A former junior banker at Merrill Lynch was sentenced yesterday to three years and a month behind bars for leaking secret details on pending mergers to the ringleaders of an audacious scheme that also ensnared a stripper, a retired Croatian seamstress, spies in a Business Week print shop and a New Jersey mailman.

Stanislav Shpigelman, 24, pleaded guilty to the insider-trading charges in July, admitting that he passed on confidential information on deals, such as Reebok’s acquisition by Adidas, to the scam’s two masterminds, who racked up $6.4 million in ill-gotten gains by trading on the tips.

“I realize my actions are inexcusable,” Shpigelman told a Manhattan courtroom yesterday, as his parents, sister, other family members and friends sat behind him. “I should have walked away from the situation, but I didn’t have the strength.”

The promising young investment banker, who lives with his parents in Sheepshead Bay, Brooklyn, has been working for a moving company.

His family begged the judge for leniency.

“I know my son,” his mother, Jane, told U.S. District Judge Kenneth Karas. “I am afraid the stress of prison may break him.”

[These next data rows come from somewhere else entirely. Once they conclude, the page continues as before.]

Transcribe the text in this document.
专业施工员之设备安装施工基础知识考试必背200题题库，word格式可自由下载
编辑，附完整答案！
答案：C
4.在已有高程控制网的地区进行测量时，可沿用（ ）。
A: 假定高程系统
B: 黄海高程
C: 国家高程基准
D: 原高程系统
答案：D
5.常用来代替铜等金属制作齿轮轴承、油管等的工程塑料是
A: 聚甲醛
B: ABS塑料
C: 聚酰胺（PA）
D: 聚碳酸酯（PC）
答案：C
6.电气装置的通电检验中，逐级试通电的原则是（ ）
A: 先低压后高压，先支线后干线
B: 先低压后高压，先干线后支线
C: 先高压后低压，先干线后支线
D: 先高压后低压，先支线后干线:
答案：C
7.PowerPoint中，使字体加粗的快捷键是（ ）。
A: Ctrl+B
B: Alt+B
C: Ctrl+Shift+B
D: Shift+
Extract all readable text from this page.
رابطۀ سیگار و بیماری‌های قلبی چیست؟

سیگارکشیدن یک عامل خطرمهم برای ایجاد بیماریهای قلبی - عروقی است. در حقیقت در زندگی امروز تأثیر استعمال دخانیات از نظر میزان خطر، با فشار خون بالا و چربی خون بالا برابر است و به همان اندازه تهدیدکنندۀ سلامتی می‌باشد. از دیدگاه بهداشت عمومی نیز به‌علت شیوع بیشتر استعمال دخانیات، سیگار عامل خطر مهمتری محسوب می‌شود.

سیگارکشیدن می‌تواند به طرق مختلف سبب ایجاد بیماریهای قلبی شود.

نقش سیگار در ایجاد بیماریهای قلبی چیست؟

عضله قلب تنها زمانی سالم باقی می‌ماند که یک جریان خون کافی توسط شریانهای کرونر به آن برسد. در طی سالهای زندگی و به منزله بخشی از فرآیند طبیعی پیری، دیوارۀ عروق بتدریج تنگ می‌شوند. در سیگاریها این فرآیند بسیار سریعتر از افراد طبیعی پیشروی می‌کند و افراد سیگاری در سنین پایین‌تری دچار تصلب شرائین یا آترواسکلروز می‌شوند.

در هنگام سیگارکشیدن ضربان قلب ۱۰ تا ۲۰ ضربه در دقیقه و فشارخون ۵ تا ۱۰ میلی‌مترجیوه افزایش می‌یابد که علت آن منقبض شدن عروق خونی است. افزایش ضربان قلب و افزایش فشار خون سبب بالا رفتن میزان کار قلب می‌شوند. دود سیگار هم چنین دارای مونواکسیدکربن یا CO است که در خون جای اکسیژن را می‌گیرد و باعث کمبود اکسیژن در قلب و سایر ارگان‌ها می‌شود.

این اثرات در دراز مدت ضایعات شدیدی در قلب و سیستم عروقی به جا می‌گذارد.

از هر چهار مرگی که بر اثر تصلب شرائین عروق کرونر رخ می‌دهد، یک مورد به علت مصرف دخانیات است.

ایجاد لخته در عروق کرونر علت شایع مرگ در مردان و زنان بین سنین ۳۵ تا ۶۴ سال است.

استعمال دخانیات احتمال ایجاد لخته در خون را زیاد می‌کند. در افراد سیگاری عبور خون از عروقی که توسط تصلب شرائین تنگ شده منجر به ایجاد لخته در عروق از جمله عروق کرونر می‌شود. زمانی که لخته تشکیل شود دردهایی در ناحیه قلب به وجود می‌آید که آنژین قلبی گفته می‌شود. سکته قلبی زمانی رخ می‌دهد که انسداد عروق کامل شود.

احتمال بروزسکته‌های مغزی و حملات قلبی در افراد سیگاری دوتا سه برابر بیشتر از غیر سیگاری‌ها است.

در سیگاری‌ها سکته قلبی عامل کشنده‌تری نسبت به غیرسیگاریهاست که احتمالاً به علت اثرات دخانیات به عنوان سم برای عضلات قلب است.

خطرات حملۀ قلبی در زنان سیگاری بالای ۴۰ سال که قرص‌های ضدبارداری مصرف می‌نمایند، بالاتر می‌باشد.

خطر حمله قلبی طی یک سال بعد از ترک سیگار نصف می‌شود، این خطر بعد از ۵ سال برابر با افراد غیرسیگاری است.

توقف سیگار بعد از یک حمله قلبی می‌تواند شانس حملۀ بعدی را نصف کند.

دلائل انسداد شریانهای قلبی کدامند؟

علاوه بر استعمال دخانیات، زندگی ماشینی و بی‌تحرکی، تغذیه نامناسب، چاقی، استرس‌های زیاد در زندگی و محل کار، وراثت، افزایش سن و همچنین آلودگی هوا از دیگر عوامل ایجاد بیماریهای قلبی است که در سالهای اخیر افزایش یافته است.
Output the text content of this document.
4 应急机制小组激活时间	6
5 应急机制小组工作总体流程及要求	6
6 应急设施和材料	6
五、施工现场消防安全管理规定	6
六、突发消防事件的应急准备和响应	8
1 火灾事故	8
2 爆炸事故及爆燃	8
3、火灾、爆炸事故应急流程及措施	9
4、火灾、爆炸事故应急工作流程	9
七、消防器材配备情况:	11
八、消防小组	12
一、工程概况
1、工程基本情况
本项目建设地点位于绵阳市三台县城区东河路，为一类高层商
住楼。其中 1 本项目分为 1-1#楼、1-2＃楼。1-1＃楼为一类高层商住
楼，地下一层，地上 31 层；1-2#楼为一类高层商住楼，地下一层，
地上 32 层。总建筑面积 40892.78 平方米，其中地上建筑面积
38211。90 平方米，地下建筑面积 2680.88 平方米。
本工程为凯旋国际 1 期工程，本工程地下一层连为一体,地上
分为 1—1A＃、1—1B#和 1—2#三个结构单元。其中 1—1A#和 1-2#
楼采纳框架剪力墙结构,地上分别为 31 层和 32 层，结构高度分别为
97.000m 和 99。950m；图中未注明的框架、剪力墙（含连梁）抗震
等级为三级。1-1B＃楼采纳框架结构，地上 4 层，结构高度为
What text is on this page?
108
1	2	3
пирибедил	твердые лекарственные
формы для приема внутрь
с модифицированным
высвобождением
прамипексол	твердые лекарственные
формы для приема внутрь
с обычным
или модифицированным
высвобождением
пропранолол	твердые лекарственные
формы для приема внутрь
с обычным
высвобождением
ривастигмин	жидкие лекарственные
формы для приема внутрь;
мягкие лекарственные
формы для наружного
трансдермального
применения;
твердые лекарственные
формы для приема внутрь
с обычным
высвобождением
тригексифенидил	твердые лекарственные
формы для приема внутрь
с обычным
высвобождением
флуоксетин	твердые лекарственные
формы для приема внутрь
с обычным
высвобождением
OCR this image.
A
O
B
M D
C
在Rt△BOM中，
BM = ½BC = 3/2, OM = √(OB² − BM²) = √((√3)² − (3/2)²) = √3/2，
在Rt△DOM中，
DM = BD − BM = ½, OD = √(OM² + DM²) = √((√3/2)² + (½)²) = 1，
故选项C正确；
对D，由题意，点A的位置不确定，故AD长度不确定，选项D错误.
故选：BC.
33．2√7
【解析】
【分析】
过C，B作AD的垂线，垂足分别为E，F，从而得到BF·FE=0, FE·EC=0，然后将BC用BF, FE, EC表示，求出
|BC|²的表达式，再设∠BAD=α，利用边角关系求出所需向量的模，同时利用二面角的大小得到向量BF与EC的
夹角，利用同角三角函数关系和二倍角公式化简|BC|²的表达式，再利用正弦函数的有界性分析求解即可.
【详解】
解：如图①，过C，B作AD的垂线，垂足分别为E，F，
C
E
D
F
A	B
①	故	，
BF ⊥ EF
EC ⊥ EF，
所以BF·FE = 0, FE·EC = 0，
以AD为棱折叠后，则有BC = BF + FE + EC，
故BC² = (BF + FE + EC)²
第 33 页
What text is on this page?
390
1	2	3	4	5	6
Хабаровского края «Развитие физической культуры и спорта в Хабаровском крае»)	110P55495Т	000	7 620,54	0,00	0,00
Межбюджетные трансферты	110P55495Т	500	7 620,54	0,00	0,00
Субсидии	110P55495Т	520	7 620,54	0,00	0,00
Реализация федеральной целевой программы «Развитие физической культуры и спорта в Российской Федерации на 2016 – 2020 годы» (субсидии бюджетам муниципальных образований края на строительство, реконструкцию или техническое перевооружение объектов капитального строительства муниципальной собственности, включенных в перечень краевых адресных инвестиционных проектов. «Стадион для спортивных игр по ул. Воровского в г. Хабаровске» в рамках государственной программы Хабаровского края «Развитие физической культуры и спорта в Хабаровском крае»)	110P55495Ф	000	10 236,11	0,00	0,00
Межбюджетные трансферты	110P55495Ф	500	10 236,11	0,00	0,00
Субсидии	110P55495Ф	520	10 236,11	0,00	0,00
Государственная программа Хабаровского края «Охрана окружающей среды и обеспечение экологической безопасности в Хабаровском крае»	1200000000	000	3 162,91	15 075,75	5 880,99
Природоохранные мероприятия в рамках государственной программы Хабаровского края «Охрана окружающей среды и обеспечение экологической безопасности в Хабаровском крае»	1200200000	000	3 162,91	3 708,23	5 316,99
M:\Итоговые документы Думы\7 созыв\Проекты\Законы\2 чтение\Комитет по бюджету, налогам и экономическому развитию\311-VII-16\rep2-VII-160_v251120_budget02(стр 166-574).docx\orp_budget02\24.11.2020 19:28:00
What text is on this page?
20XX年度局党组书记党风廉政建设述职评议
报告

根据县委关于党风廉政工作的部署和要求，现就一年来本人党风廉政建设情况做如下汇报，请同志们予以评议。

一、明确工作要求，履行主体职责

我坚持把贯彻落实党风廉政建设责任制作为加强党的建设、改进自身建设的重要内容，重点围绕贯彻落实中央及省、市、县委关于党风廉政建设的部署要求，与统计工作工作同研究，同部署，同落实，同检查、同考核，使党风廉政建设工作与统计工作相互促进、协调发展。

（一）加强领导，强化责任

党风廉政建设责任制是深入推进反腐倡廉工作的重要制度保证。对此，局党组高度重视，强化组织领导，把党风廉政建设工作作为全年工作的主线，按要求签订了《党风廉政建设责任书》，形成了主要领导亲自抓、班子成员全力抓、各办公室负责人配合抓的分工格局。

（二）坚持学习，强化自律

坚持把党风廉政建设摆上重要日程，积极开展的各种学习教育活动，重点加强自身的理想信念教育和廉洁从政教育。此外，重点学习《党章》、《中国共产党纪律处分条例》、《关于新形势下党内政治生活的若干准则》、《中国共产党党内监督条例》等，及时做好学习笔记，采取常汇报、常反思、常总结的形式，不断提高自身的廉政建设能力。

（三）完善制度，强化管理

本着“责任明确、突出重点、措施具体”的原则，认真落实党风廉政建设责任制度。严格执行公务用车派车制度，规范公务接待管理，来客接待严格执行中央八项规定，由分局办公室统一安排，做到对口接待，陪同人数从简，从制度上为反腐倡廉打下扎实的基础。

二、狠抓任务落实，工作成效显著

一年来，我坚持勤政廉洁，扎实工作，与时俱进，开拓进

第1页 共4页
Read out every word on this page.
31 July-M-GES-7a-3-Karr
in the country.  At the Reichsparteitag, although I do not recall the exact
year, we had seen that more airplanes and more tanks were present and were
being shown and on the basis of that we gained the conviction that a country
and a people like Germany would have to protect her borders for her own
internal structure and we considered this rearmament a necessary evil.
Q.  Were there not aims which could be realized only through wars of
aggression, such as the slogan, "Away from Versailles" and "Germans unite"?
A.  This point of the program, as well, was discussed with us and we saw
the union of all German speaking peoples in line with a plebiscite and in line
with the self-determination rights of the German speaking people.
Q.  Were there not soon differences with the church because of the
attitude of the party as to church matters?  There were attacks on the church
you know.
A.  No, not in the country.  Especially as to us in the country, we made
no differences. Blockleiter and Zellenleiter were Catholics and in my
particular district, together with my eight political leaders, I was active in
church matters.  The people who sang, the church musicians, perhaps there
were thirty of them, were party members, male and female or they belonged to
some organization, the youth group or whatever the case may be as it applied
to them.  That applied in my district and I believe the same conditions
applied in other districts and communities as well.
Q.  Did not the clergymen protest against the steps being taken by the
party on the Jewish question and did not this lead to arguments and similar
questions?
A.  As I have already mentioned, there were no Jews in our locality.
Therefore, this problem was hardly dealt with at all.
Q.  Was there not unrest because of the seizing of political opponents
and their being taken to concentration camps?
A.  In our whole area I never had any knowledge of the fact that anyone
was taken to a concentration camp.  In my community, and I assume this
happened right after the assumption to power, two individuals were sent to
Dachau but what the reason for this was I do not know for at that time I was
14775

Judge Karas said he imposed the jail term with a “heavy heart” because Shpigelman had one of the most supportive families he had ever come across.

But the judge added that the stiff sentence was necessary to send a strong signal to other young bankers on Wall Street.

Shpigelman has asked to do his time at the Otisville Federal Correctional Institution in Otisville, N.Y., or the Schuylkill Federal Correctional Institution in Minersville, Pa.

The plot’s architects, former Goldman Sachs bankers Eugene Plotkin and David Pajcin, recruited Shpigelman in November 2004 at a Russian bathhouse in lower Manhattan called Spa 88.

Shpigelman, who had earlier got help from Plotkin in securing an internship at Merrill, said he felt pressured to cooperate. He netted less than $12,000 for providing inside info on six pending mergers.

Investigators were tipped off to the trading ring in late 2005, when the FBI got word of a suspicious trade ahead of news that Reebok was being acquired.

A retired underwear seamstress in Croatia bought $130,000 worth of Reebok options, a trade that turned into a $2 million profit in only two days.

The seamstress turned out to be the aunt of Pajcin, who controlled her account from New Jersey.

Investigators later learned of other plots hatched by Plotkin, 27, and Pajcin, 29, including the planting of forklift operator moles inside a BusinessWeek print shop to steal prepublication copies.

Pajcin also persuaded his friend, former New Jersey mailman Jason Smith, to divulge secret information while he served on a grand jury. Smith got a sentence of two years and nine months in prison.

Plotkin, who has pleaded not guilty, is out on bail awaiting trial. Pajcin is in a Brooklyn jail and is cooperating with investigators.

Shpigelman must report to prison on March 9.